Le SEP et son prédécesseur, la Ligue communiste révolutionnaire, ont un bilan sans faille dans la lutte pour l’internationalisme socialiste. C’est le seul parti au Sri Lanka qui s’est toujours opposé à la guerre civile. Il a exigé le retrait de l’armée sri-lankaise du nord et de l’est, ainsi que l’unité des travailleurs au-delà des frontières ethniques. Il lutte pour un gouvernement ouvrier et paysan sous la forme d’une République socialiste du Sri Lanka et de l’Eelam dans le cadre d’une Union des Républiques socialistes d’Asie du Sud et au niveau international.

Pani Wijesiriwardena, candidate au SEP, est une enseignante à la retraite et une combattante inébranlable pour cette perspective et pour la défense de tous les droits démocratiques. Sa lutte constante contre l’appareil syndical et ses trahisons pendant de nombreuses décennies, et face à la victimisation du gouvernement de l’UNP dans les années 1980, lui a valu un large soutien des étudiants et des enseignants, des travailleurs et des pauvres. Wijesiriwardena a été le candidat du SEP à l’élection présidentielle de 2015.

Le SEP et son mouvement de jeunesse, l’International Youth and Students for Social Equality (IYSSE – l’Internationale des jeunes et des étudiants pour l’égalité sociale), publieront un manifeste électoral détaillé. Nous présenterons un programme de réunions publiques à travers le pays pour expliquer nos politiques. Nous exhortons tous les travailleurs, les jeunes et les intellectuels progressistes à soutenir cette campagne et à y participer.
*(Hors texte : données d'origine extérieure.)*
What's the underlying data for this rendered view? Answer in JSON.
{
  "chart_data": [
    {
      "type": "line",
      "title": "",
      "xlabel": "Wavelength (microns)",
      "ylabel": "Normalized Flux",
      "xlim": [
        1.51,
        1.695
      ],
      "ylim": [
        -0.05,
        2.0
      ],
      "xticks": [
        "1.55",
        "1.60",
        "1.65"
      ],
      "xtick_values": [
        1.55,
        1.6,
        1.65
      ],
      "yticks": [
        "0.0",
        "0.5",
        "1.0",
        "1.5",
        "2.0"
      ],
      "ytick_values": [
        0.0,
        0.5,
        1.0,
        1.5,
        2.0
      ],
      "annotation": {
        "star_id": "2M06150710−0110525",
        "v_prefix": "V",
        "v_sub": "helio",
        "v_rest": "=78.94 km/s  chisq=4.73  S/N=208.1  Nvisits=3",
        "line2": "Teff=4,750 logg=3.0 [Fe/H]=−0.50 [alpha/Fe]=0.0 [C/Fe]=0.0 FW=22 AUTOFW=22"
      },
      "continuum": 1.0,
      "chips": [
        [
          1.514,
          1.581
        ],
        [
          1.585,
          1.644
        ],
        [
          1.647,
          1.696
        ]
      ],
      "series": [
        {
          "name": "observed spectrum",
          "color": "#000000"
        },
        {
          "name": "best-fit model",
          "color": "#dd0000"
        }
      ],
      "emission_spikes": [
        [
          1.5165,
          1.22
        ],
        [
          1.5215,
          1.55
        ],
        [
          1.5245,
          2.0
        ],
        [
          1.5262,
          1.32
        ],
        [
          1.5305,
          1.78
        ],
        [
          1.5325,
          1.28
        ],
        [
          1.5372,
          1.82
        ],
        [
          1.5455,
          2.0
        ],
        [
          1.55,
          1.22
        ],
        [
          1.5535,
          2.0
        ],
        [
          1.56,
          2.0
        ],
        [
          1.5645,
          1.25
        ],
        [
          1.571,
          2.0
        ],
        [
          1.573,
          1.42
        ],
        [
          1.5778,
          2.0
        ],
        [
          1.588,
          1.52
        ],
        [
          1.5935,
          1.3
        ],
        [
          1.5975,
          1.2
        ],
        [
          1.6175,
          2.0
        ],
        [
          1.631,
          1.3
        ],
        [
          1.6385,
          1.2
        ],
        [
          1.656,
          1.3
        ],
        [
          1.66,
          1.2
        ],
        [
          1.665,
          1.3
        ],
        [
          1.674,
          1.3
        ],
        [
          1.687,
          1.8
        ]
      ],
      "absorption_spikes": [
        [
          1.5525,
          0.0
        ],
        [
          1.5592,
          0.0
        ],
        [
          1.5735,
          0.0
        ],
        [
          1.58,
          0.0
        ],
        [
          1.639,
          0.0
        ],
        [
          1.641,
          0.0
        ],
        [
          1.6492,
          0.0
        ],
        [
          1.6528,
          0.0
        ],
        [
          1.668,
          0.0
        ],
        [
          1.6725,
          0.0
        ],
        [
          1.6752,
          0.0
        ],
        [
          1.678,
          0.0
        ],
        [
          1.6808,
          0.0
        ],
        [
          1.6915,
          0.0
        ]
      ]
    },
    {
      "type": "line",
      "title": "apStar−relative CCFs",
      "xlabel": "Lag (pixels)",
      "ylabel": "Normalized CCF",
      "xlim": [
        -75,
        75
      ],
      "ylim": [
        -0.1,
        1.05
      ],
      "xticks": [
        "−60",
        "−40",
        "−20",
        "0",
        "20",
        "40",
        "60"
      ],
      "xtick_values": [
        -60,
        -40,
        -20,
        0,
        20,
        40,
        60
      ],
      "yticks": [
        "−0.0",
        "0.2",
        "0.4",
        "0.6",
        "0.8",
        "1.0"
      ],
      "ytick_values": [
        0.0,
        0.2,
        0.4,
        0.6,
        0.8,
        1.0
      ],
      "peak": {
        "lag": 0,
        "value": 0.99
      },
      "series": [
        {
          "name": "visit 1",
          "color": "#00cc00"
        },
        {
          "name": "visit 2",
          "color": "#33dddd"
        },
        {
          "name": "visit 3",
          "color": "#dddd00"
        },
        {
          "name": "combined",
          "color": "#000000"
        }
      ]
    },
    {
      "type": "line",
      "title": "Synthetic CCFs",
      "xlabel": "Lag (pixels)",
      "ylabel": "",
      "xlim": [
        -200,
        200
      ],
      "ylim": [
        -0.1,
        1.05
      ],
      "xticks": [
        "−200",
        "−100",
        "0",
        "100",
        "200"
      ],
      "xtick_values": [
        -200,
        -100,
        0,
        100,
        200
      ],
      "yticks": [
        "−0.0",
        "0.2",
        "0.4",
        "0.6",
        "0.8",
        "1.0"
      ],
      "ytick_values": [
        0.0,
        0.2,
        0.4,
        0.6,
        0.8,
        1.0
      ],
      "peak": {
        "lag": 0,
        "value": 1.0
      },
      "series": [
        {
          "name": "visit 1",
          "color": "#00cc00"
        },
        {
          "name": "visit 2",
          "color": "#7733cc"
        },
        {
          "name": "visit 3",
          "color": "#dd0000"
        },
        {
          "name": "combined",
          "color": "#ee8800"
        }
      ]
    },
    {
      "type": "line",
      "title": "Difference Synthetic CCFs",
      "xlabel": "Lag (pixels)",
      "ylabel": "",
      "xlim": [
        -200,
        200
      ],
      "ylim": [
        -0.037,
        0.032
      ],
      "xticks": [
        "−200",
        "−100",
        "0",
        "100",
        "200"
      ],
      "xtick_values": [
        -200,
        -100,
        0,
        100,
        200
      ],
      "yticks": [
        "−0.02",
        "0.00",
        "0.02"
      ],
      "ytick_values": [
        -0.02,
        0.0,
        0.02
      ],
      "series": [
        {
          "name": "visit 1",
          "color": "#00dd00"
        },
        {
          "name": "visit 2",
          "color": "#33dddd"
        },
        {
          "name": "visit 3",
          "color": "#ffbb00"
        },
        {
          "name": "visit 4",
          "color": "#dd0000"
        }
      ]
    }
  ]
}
Le SEP a lancé un fonds électoral d’un million de roupies (environ 5000 €) et demande un soutien généreux. Notre combat est de résoudre la crise de la direction révolutionnaire de la classe ouvrière, ce qui signifie construire le SEP comme un parti révolutionnaire de masse. Nous exhortons tous ceux qui sont d’accord avec notre programme et notre perspective à se joindre au SEP et à poursuivre cette lutte politique.